To the next 12 years and beyond.
This past week I had the pleasure of going to women’s only beach in Herzliyah. The beach’s name is called “The separate beach” and in Hebrew it is called “חוף הנפרד”. On Sunday, Tuesday and Thursday the beach is open only for women and on Monday, Wednesday and Friday it is only open for men.
Israel has a large population of ultra orthodox and they do not go mix swimming. A lot of the major beachside cities have a “separate beach” that most people who are not ultra orthodox do not know about.
So what brought me to an all women’s beach? My nieces. My sister is ultra orthodox and is raising her children in that world. She invited me to join her and her two eldest girls at the beach during their summer break.
Now I grew up by the beach. I have wonderful memories of going with my grandparents to Brighten Beach in Brooklyn as a young child. I went to school and camp in Long Beach and as a family, we went to East Rockaway’s beach/pool. Yeah, they had a pool *on* the beach.
So when the opportunity presented itself to go with my sister, her girls and our visiting mom, I jumped at the chance. I mean, I’ve been to separate beaches before so I knew what to expect. I was a little concerned that the beach was not accessible by public transportation but I quickly found out that the beach is a kilometer ( a little over half a mile) away. Phew. Public transportation and walking distance. Perfect.
It was wonderful to play in the sea with my family. We really frolicked in the sand/sea and we taught the girls to jump over the waves, collect seashells, dig and build in the sand.
These are the memories that last a lifetime.
This year Passover will be very different for me. The first being that I am not joining my parents and siblings for the Passover Seder. The second being that I now have different Passover traditions as a married lady.
I still subscribe to the notion that when a woman gets married, she takes on her husband’s traditions. We have to do a bit of research to figure out what Eitan’s father’s family kept and then incorporate the traditions of Israel (as this is our home and this is where Eitan was born and raised). This Passover will be strange for me since I grew up in a house that followed hasidic traditions of not mixing matzah and liquids (g’brucht) which was very strict. Truth be told, I had a heart to heart with my father two years ago and he agreed to allow me to change my tradition to mix matzah and liquid. Yes, I felt the need to ask him to change my tradition but not go the full way and ask my Rabbi what he thinks.
Now throw in the possibility of not only eating matzah and liquids, I might even be able to eat kitniyot (rice, beans). I am not sure I am comfortable with consuming it but that doesn’t mean we can’t have it in our house.

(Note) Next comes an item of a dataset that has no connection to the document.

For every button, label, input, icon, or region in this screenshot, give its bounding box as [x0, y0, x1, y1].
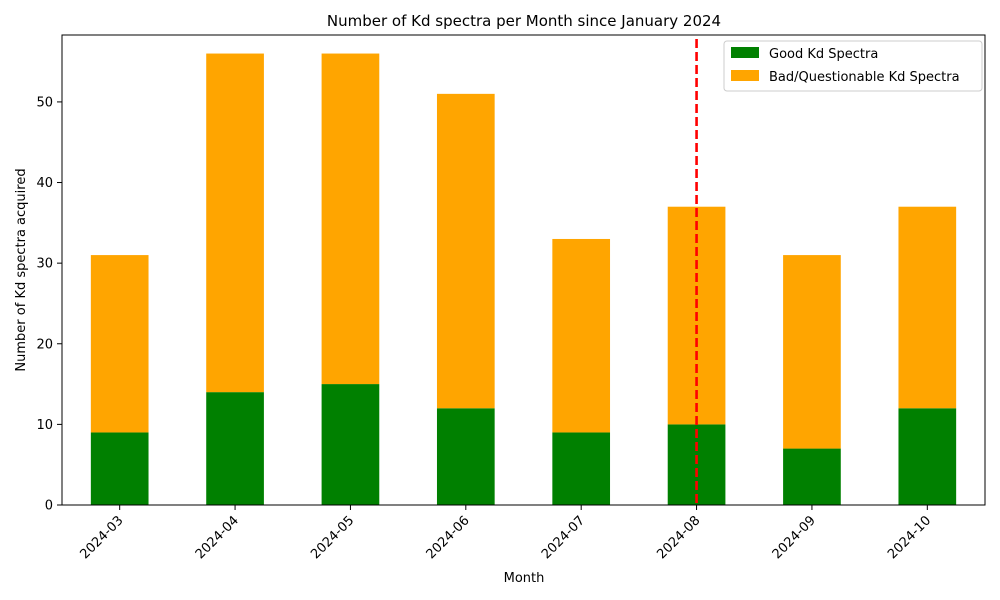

My mom sent me the Star-K Comprehensive Information & Product Guide for Passover. I grew up reviewing that list or one like it to see if my hair products, make up and medicines were found on the “not kosher for passover” list. For a long time I have not subscribed to the notion that unedible items have to be kosher for passover. But just in case some of you readers do want to flip through this list, here you go
I hope that for anyone enjoying a seder, it is an enjoyable experience. Have fun with it. Lighten it up. Pretend you are a kid again and find interesting ways to tell the Exodus story.
Oh, and don’t eat too much matzah. We all know what happens if you do.